12.06.2005

One Last Vegas post

I did really well in my first Vegas tournament. I was generally very happy with my performance. What was I thinking about for the next three hours? The one big mistake I made. The more I thought about it, the more irritated with myself I was.

I got impatient. I should have just pushed him around and let him fold unless he re-raised me. It would have taken longer, but he would have had to work a lot harder. And since he was about 80, he HAD to have been slowing down.

The one thing that I really came away with is that concentration is everything. It's not just paying attention to other players, their betting habits, etc, etc. It's about all the other things too. You make one mistake, and it can kill you.

Since Squeaky can't respond to email and has yet to comment, I'll post his two blunders here. Understand, (he says, tongue planted firmly in cheek) that my one success in Vegas makes me an expert.

Situation: It's about 2:30 into the Saturday tournament. Blinds were 300/600. Squeaky had ~7,000 in chips. The tourney started with 11 tables, and they were down to 7. Essentially, everyone rebought. So that meant that starting stack size was 3,500.

This hand comes up. A short stack goes all in.
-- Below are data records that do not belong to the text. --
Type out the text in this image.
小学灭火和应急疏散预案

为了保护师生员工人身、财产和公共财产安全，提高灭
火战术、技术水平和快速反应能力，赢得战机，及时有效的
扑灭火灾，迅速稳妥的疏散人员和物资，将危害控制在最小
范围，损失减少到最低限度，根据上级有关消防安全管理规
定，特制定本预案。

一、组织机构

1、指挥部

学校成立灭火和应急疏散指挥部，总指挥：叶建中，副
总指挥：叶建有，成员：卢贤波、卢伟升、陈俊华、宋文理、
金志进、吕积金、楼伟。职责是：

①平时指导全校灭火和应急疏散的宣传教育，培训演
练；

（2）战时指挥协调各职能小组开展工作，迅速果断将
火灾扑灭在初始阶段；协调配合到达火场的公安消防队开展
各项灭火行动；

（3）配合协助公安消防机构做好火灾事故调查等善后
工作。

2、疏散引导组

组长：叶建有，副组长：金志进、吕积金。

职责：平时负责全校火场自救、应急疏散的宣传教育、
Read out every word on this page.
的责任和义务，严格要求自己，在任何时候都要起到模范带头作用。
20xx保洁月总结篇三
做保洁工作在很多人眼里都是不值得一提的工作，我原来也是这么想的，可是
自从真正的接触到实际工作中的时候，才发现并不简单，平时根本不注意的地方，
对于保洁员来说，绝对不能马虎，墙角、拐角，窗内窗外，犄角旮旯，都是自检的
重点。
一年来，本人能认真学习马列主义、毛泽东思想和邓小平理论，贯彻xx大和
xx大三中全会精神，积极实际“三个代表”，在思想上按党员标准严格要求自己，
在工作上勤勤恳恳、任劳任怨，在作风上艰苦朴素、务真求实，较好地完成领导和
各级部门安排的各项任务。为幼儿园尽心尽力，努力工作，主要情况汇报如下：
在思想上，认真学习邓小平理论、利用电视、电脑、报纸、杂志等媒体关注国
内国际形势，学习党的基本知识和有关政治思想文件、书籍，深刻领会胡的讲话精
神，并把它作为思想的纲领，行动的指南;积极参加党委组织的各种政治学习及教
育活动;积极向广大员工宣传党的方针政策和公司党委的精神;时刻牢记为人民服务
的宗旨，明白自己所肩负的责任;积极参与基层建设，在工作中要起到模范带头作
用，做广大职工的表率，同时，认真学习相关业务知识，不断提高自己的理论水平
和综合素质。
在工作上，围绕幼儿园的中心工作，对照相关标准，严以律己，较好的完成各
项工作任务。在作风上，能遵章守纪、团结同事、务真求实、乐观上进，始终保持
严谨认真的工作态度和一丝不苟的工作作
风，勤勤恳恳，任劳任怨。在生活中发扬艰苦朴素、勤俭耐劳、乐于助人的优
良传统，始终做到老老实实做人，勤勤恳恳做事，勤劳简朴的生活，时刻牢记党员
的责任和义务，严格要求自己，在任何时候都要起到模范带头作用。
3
I'm not sure how he'd been playing, but he was being forced in, so I think it's safe to say that he would have done this with any A or any two in the paint. Goofy-ass goggle boy, who had been aggressive and somewhat loose re-raised all in. Folds around to Squeaky.

He looked at JJ, and called after thinking a little. SS had Ax, Goggle boy had KK. Squeaky was out.

What was his logic? Squeaky felt that he had to make move soon, since he was short stacked. He also thought that goggle boy's move was an attempt to isolate the SS with only a moderately strong hand.

I think he made several mistakes here. First, his 7,000 was above par for his place in the tournament. That is, he had more than an average stack. Even though he may have only had 12x BB, he still could have picked a different spot.

Goggle boy didn't have much more than Squeaky. Maybe had him covered by 3,000. He's not gonna risk his tournament on anything less than AA, KK, QQ, AK, or AQ. He had more people to act behind him, so risking his whole stack doesn't make any sense unless he has a hand.

Even if Goggle boy had something odd like KQ or AJ, the best Squeaky could hope for was a race type situation.

I don't think this was an easy fold, but I think it's a definite fold. So he played for 2:30, made one mistake and was out. That's how it goes.

1 Comments:

At 12/18/2005 3:59 PM, Anonymous Anonymous said...

Glad to see all the MPT "good players" make their mortgage payments from poker proceeds.